Considero de uma estupidez descabida a ideia de que os religiosos não duvidam de suas crenças em Deus. Fé em Deus também nasce da dúvida. Desde que me converti, o que mais fiz foi duvidar da minha própria fé em Deus. Aprendi com alguns santos. Quem acha que um religioso nunca duvidou de sua fé é porque nunca leu a confissão de um religioso. A inquietação é a essência da fé.

“Dá-me, Senhor, saber e compreender o que vem primeiro: o invocar-Te? Começar por conhecer-Te ou por invocar-Te? Mas quem Te invocará sem Te conhecer? Por ignorância, poderá invocar alguém em lugar de outro. Será que é melhor Seres invocado, para Seres conhecido? Como, porém, invocarão Aquele em que não creem? Ou como terão fé, sem anunciante?”, já diz Santo Agostinho.

Quem acha que um religioso nunca duvidou de sua fé é porque nunca leu a confissão de um religioso. A inquietação é a essência da fé

Aprendi a duvidar da minha fé com os religiosos. Um homem verdadeiramente religioso não vive sua religiosidade como alguém que acaba de aprender o alfabeto no parquinho; um homem religioso é aquele que experimenta a dúvida todos os dias porque sabe que sua fé não tem sentido se não for vivida em cima do desesperador fio da navalha entre Salvação ou Desgraça, Glória ou Absurdo.

Não cabe a nós decidir a própria salvação. Quem sabe e quem pode se salvar?

Penso no homem de fé madura não como um cavaleiro templário, mas como a criança que ainda chora ao pé da cama por causa do medo de escuro. Homem forte não é o que superou o medo da morte; esse é o mentiroso. O ateu indiferente, muitas vezes, diz que o religioso é um fraco que cria uma zona de conforto para enfrentar o medo da morte. Bobagem. Por isso sempre simpatizei com o ateu niilista, suicida.

Meu fantasma interior, esse que nós apelidamos de alter ego, é ateu. Todos os dias ele diz baixinho ao pé do meu tormento e no silêncio da minha interioridade que eu preciso ser forte, corajoso e não ter medo da morte. Pensando bem, parece mais um coaching do que um ateu desafiador. O maior inimigo da verdadeira fé não deve ser um coaching vendendo autoajuda e coragem.

Para ele, eu cito o belíssimo poema de Manuel de Barros Tratado Geral das Grandezas do Ínfimo

Meu fado é o de não saber quase tudo.
Sobre o nada eu tenho profundidades.
Não tenho conexões com a realidade.
Poderoso para mim não é aquele que descobre ouro.
Para mim poderoso é aquele que descobre as insignificâncias (do mundo e as nossas).
Por essa pequena sentença me elogiaram de imbecil.

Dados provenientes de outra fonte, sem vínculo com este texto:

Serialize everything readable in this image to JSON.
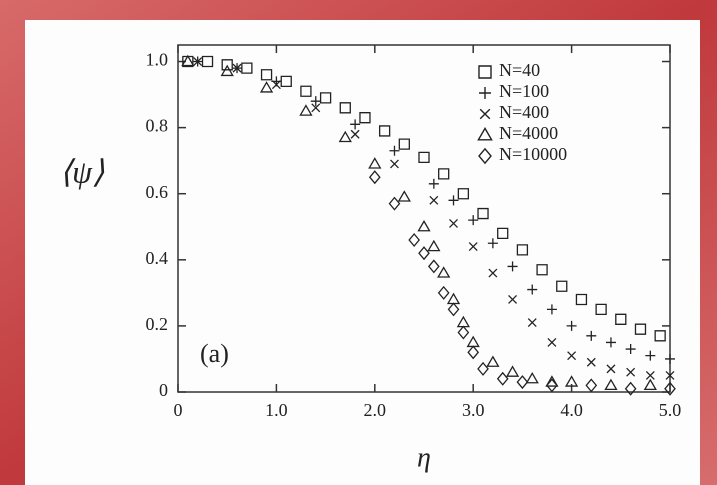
{
  "chart_data": {
    "type": "scatter",
    "x_label": "η",
    "y_label": "⟨ψ⟩",
    "annotation": "(a)",
    "xlim": [
      0,
      5
    ],
    "ylim": [
      0,
      1.05
    ],
    "xticks": [
      0,
      {
        "value": 1,
        "label": "1.0"
      },
      {
        "value": 2,
        "label": "2.0"
      },
      {
        "value": 3,
        "label": "3.0"
      },
      {
        "value": 4,
        "label": "4.0"
      },
      {
        "value": 5,
        "label": "5.0"
      }
    ],
    "yticks": [
      0,
      0.2,
      0.4,
      0.6,
      0.8,
      {
        "value": 1,
        "label": "1.0"
      }
    ],
    "legend": "upper right",
    "series": [
      {
        "name": "N=40",
        "marker": "square",
        "color": "#222222",
        "x": [
          0.1,
          0.3,
          0.5,
          0.7,
          0.9,
          1.1,
          1.3,
          1.5,
          1.7,
          1.9,
          2.1,
          2.3,
          2.5,
          2.7,
          2.9,
          3.1,
          3.3,
          3.5,
          3.7,
          3.9,
          4.1,
          4.3,
          4.5,
          4.7,
          4.9
        ],
        "values": [
          1.0,
          1.0,
          0.99,
          0.98,
          0.96,
          0.94,
          0.91,
          0.89,
          0.86,
          0.83,
          0.79,
          0.75,
          0.71,
          0.66,
          0.6,
          0.54,
          0.48,
          0.43,
          0.37,
          0.32,
          0.28,
          0.25,
          0.22,
          0.19,
          0.17
        ]
      },
      {
        "name": "N=100",
        "marker": "plus",
        "color": "#222222",
        "x": [
          0.2,
          0.6,
          1.0,
          1.4,
          1.8,
          2.2,
          2.6,
          2.8,
          3.0,
          3.2,
          3.4,
          3.6,
          3.8,
          4.0,
          4.2,
          4.4,
          4.6,
          4.8,
          5.0
        ],
        "values": [
          1.0,
          0.98,
          0.94,
          0.88,
          0.81,
          0.73,
          0.63,
          0.58,
          0.52,
          0.45,
          0.38,
          0.31,
          0.25,
          0.2,
          0.17,
          0.15,
          0.13,
          0.11,
          0.1
        ]
      },
      {
        "name": "N=400",
        "marker": "cross",
        "color": "#222222",
        "x": [
          0.2,
          0.6,
          1.0,
          1.4,
          1.8,
          2.2,
          2.6,
          2.8,
          3.0,
          3.2,
          3.4,
          3.6,
          3.8,
          4.0,
          4.2,
          4.4,
          4.6,
          4.8,
          5.0
        ],
        "values": [
          1.0,
          0.98,
          0.93,
          0.86,
          0.78,
          0.69,
          0.58,
          0.51,
          0.44,
          0.36,
          0.28,
          0.21,
          0.15,
          0.11,
          0.09,
          0.07,
          0.06,
          0.05,
          0.05
        ]
      },
      {
        "name": "N=4000",
        "marker": "triangle",
        "color": "#222222",
        "x": [
          0.1,
          0.5,
          0.9,
          1.3,
          1.7,
          2.0,
          2.3,
          2.5,
          2.6,
          2.7,
          2.8,
          2.9,
          3.0,
          3.2,
          3.4,
          3.6,
          3.8,
          4.0,
          4.4,
          4.8
        ],
        "values": [
          1.0,
          0.97,
          0.92,
          0.85,
          0.77,
          0.69,
          0.59,
          0.5,
          0.44,
          0.36,
          0.28,
          0.21,
          0.15,
          0.09,
          0.06,
          0.04,
          0.03,
          0.03,
          0.02,
          0.02
        ]
      },
      {
        "name": "N=10000",
        "marker": "diamond",
        "color": "#222222",
        "x": [
          2.0,
          2.2,
          2.4,
          2.5,
          2.6,
          2.7,
          2.8,
          2.9,
          3.0,
          3.1,
          3.3,
          3.5,
          3.8,
          4.2,
          4.6,
          5.0
        ],
        "values": [
          0.65,
          0.57,
          0.46,
          0.42,
          0.38,
          0.3,
          0.25,
          0.18,
          0.12,
          0.07,
          0.04,
          0.03,
          0.02,
          0.02,
          0.01,
          0.01
        ]
      }
    ]
  }
}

A coragem não tem nada a ver com superação, virilidade, prazeres e conquistas; muito pelo contrário, só tem a ver com silêncio, miséria e abandono. Refiro-me à coragem da fé. Só quem já chorou de joelhos ao pé cama começou a compreender, muito ligeiramente, o que se passa no interior da alma de um religioso em oração.

Não conheço um religioso que, ao chorar ao pé da cama um dia, tenha rezado para o Deus hipótese

Continua Santo Agostinho: “Ai de mim! Dize-me, por compaixão, Senhor meu Deus, o que és Tu pra mim? Dize à minha alma: Sou tua salvação. Dize de forma a que ela Te escute. Os ouvidos do meu coração estão diante de Ti, Senhor. Abre-os e dize à minha alma: Sou tua salvação. Correrei atrás destas palavras e segurar-Te-ei. Não escondas de mim Tua face. Morra eu, para que não morra, e assim possa contemplá-La!”

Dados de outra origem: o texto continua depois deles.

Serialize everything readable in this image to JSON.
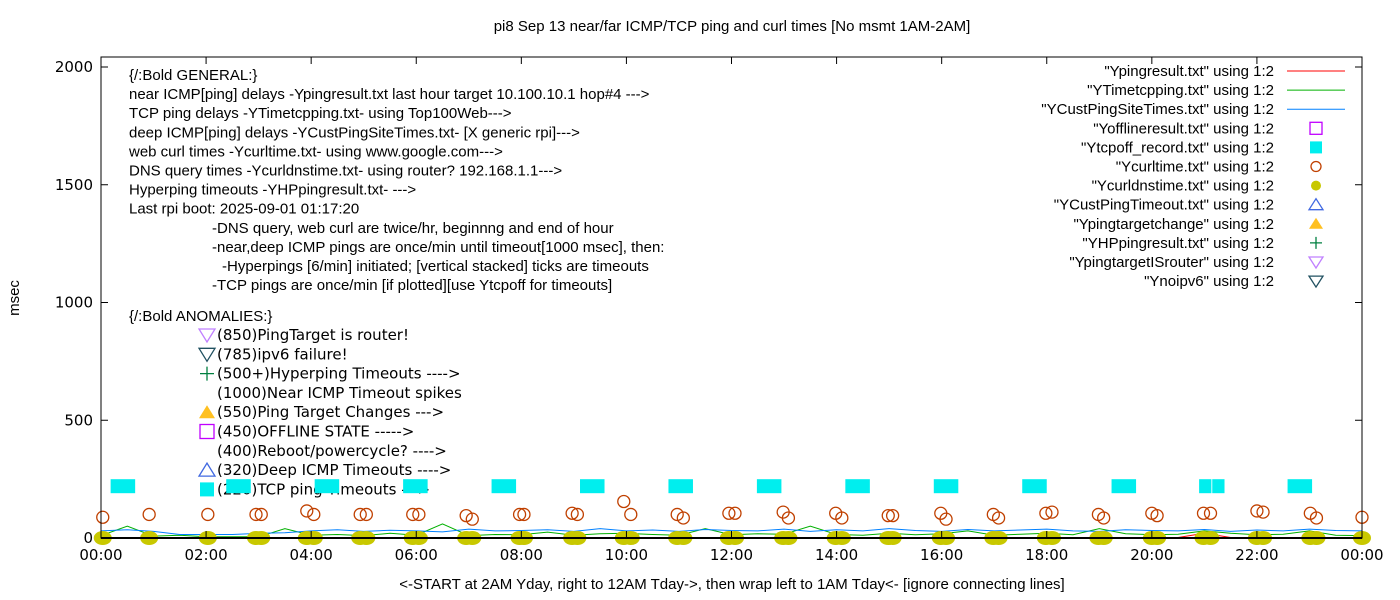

Toda vez que converso com um ateu e o vejo afirmar que “para a ciência, Deus é uma hipótese desnecessária para explicar o mundo!”, entro no comovente dilema: abraço ou desprezo? O coaching eu desprezo.

O erro do meu fantasma interior é achar que “Deus um dia serviu como hipótese de explicação para o mundo”. Não conheço um religioso que, ao chorar ao pé da cama um dia, tenha rezado para esse Deus aí, o Deus hipótese. Tente encontrar um único santo que um dia acreditou e, ao pé da cruz, rezou para uma hipótese. O Deus dos religiosos não é uma hipótese para explicar cientificamente o mundo. O Deus de um homem religioso é o Deus que Salva, Redime e Ama, pois é um Deus que chora conosco na escuridão, é Deus dos fracos.